I have always loved the many special smells of Christmas like that of pine from a real Christmas tree, candles scented with cinnamon and even the dreaded lutefisk as it was boiling on the stove. When it came time to eat I really didn’t give the fish too much thought as long as I was one of the kids sitting at a different table. Once I was old enough and brave enough to sample the first bite of my Norwegian heritage, things changed. I was anointed as a true Scandinavian fish eater and welcomed to the main table.

There was this one Christmas early on I remember clearly because we were spending Christmas Eve, like always, at my Grandpa and Grandma Herfindahl’s on Bridge Street. Christmas Eve not only meant presents but all of the wonderful goodies that were there for a kid to graze on. That evening Santa came to pay us a visit and us kids were excited to see him of course ,but for some reason to me he sounded an awful lot like Uncle Benny who was mysteriously absent from the event. We received some presents from Santa and to question it any further, even at a young age, would be looking the proverbial gift horse in the mouth.

I’ll soon be trolling through the grocery store aisles in search of the elusive “lute” and most likely its cousins herring and oyster. A true Norwegian just has to have the fish for Christmas and we always top off our family gatherings with a bowl of oyster stew.

My father-in-law, Orville Johnson, would start off the lutefisk season at Thanksgiving and continue it on through the New Year. Although I like the “magic fish” I only have it at Christmas and maybe a couple of times after before shelving it for another year; I just don’t want to get too much of a good thing.

Some naysayers may want to know how you could possibly “spoil” lutefisk, but if you want it flaky there is a trick.
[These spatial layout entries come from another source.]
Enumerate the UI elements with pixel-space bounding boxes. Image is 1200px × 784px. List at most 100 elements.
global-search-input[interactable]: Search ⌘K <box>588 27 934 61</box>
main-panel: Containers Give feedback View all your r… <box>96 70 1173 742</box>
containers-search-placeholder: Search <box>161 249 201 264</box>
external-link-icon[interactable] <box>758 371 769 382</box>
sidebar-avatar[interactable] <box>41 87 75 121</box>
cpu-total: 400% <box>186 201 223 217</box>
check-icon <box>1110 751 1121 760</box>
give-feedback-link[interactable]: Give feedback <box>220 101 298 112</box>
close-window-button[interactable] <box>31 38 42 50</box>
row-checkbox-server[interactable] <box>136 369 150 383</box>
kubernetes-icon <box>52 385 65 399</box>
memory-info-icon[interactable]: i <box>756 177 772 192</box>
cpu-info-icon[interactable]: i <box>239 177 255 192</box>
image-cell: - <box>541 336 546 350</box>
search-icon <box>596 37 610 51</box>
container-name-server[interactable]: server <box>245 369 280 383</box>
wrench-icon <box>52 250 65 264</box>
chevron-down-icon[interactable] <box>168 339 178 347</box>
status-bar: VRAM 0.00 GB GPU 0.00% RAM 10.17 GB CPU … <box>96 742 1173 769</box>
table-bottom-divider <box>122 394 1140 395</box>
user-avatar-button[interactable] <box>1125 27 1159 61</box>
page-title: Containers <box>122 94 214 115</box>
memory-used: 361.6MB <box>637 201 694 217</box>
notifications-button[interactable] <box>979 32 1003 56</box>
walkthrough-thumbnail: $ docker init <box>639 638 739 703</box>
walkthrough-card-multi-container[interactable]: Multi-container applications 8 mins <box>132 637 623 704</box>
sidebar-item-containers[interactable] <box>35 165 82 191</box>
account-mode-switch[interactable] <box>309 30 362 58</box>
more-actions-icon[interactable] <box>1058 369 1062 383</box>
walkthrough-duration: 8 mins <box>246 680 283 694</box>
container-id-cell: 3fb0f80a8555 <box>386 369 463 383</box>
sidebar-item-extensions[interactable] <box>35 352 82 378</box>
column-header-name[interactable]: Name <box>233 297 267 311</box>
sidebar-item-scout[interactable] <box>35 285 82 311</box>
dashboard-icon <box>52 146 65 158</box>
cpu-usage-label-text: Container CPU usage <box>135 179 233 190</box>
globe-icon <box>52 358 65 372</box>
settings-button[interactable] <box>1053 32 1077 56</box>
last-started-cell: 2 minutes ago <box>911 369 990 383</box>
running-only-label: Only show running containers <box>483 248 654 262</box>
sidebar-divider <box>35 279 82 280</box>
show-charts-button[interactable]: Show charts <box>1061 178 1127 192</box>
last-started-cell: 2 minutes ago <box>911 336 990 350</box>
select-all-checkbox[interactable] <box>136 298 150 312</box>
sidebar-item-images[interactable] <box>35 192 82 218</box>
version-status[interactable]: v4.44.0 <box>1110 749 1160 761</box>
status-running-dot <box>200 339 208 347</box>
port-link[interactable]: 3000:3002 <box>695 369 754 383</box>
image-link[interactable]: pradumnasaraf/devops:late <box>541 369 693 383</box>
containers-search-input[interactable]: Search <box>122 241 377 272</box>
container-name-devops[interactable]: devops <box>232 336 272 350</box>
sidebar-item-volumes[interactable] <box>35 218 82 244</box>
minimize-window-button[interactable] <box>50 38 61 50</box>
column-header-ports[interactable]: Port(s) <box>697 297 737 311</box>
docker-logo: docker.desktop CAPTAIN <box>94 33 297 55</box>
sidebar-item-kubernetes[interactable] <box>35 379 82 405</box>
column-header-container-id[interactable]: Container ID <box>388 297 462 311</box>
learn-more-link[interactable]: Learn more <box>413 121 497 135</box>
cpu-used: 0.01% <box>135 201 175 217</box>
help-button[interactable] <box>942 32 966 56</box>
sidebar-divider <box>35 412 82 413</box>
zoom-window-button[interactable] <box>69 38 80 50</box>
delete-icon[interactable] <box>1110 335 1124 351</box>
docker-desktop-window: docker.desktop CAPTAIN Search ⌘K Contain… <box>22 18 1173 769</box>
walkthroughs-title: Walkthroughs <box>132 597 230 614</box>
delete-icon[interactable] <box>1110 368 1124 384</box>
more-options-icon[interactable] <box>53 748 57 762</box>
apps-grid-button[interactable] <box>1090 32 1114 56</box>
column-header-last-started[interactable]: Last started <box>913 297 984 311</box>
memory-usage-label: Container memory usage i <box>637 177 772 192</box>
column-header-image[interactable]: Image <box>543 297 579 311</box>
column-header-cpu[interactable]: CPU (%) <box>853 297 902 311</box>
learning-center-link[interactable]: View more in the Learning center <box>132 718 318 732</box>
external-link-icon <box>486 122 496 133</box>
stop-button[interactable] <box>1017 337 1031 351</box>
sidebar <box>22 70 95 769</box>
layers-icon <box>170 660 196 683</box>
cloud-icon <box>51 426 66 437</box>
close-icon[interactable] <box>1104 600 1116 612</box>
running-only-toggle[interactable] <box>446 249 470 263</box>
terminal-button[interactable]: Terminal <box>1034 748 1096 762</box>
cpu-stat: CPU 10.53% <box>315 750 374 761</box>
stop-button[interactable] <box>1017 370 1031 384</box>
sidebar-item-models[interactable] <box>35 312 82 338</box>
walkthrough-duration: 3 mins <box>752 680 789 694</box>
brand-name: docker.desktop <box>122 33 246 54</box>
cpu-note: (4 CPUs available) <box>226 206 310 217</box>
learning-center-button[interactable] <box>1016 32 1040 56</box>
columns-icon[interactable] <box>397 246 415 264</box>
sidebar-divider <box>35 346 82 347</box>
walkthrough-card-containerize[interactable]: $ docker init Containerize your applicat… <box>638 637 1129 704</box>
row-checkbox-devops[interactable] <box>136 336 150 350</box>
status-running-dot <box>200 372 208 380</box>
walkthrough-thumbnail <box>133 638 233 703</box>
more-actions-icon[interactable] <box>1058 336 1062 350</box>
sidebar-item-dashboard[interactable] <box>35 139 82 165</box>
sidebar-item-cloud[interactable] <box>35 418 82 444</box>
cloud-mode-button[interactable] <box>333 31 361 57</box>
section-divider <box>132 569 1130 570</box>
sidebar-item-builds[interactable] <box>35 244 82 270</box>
Years ago it was shipped in salt brine and had to be soaked for a few days to get rid of the excess salt and lye. I still soak it for about two or three days which seems to make it firm up nicely when cooking. If you don’t cook it just right it can turn to jelly and, although it couldn’t possibly ruin the taste, that quivering jelly-like glob of fish is just not as appealing to eat.

Until next time, I wish you all a very “Merry Christmas” and a joyous New Year.  

Please remember to keep our troops in your thoughts and prayers, especially during the holiday season. They are the reason that we are able to enjoy all the freedoms that we have today.